I am studying Brownian Motion from Durrett's Probability: Theory and Examples.
In Theorem 7.2.9, Durrett claimed that one-dimensional Brownian motion is recurrent. The complete statement of the theorem is:
Let $B_t$ be a one-dimensional Brownian motion and let $A = \cap_n\{B_t = 0$ for some $t \geq n\}$. Then $P_x(A) = 1$ for all $x$.
The reason is because with probability $1$, $\lim \sup_{t \rightarrow \infty} B_t/\sqrt{t} = \infty$ and $\lim \inf_{t \rightarrow \infty} B_t/\sqrt{t} = -\infty$ for any one dimensional Brownian motion $B_t$ starting at $0$, the translation invariance property, and the continuity of Brownian paths.
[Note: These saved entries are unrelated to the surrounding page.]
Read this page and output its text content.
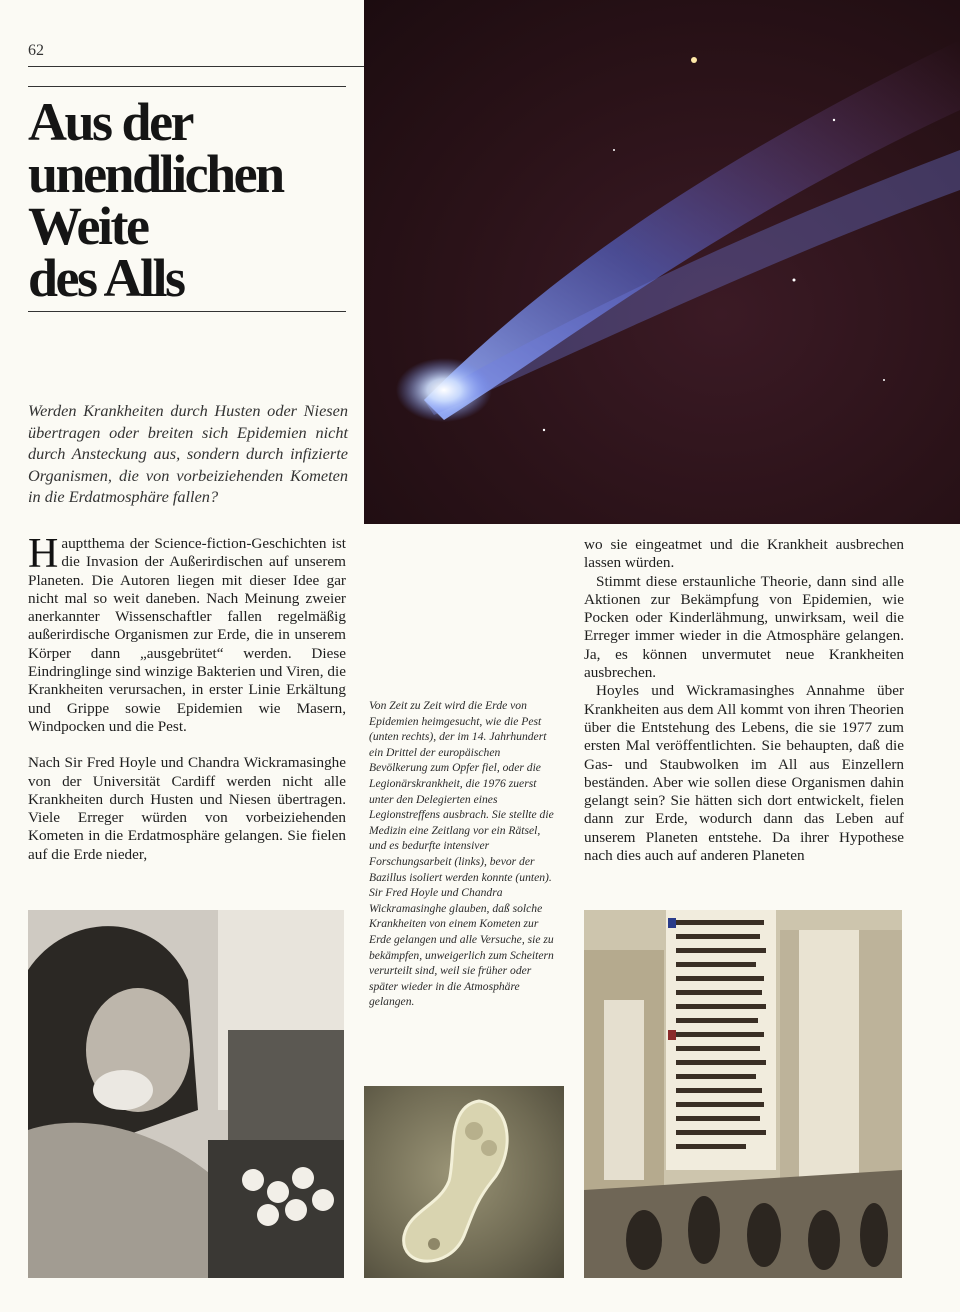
62
Aus der
unendlichen
Weite
des Alls

Werden Krankheiten durch Husten oder Niesen übertragen oder breiten sich Epidemien nicht durch Ansteckung aus, sondern durch infizierte Organismen, die von vorbeiziehenden Kometen in die Erdatmosphäre fallen?

Hauptthema der Science-fiction-Geschichten ist die Invasion der Außerirdischen auf unserem Planeten. Die Autoren liegen mit dieser Idee gar nicht mal so weit daneben. Nach Meinung zweier anerkannter Wissenschaftler fallen regelmäßig außerirdische Organismen zur Erde, die in unserem Körper dann „ausgebrütet“ werden. Diese Eindringlinge sind winzige Bakterien und Viren, die Krankheiten verursachen, in erster Linie Erkältung und Grippe sowie Epidemien wie Masern, Windpocken und die Pest.

Nach Sir Fred Hoyle und Chandra Wickramasinghe von der Universität Cardiff werden nicht alle Krankheiten durch Husten und Niesen übertragen. Viele Erreger würden von vorbeiziehenden Kometen in die Erdatmosphäre gelangen. Sie fielen auf die Erde nieder,

Von Zeit zu Zeit wird die Erde von Epidemien heimgesucht, wie die Pest (unten rechts), der im 14. Jahrhundert ein Drittel der europäischen Bevölkerung zum Opfer fiel, oder die Legionärskrankheit, die 1976 zuerst unter den Delegierten eines Legionstreffens ausbrach. Sie stellte die Medizin eine Zeitlang vor ein Rätsel, und es bedurfte intensiver Forschungsarbeit (links), bevor der Bazillus isoliert werden konnte (unten). Sir Fred Hoyle und Chandra Wickramasinghe glauben, daß solche Krankheiten von einem Kometen zur Erde gelangen und alle Versuche, sie zu bekämpfen, unweigerlich zum Scheitern verurteilt sind, weil sie früher oder später wieder in die Atmosphäre gelangen.

wo sie eingeatmet und die Krankheit ausbrechen lassen würden.

Stimmt diese erstaunliche Theorie, dann sind alle Aktionen zur Bekämpfung von Epidemien, wie Pocken oder Kinderlähmung, unwirksam, weil die Erreger immer wieder in die Atmosphäre gelangen. Ja, es können unvermutet neue Krankheiten ausbrechen.

Hoyles und Wickramasinghes Annahme über Krankheiten aus dem All kommt von ihren Theorien über die Entstehung des Lebens, die sie 1977 zum ersten Mal veröffentlichten. Sie behaupten, daß die Gas- und Staubwolken im All aus Einzellern beständen. Aber wie sollen diese Organismen dahin gelangt sein? Sie hätten sich dort entwickelt, fielen dann zur Erde, wodurch dann das Leben auf unserem Planeten entstehe. Da ihrer Hypothese nach dies auch auf anderen Planeten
I can understand the translation invariance property part; its role is to offset the $x$ in $P_x(A)$ (please correct me if I'm wrong), but the remaining part does not seem very obvious to me.
Question: Why does $\lim \sup_{t \rightarrow \infty} B_t/\sqrt{t} = \infty$, $\lim \inf_{t \rightarrow \infty} B_t/\sqrt{t} = -\infty$, and continuity implies $P_x(A) = 1$ for all $x$?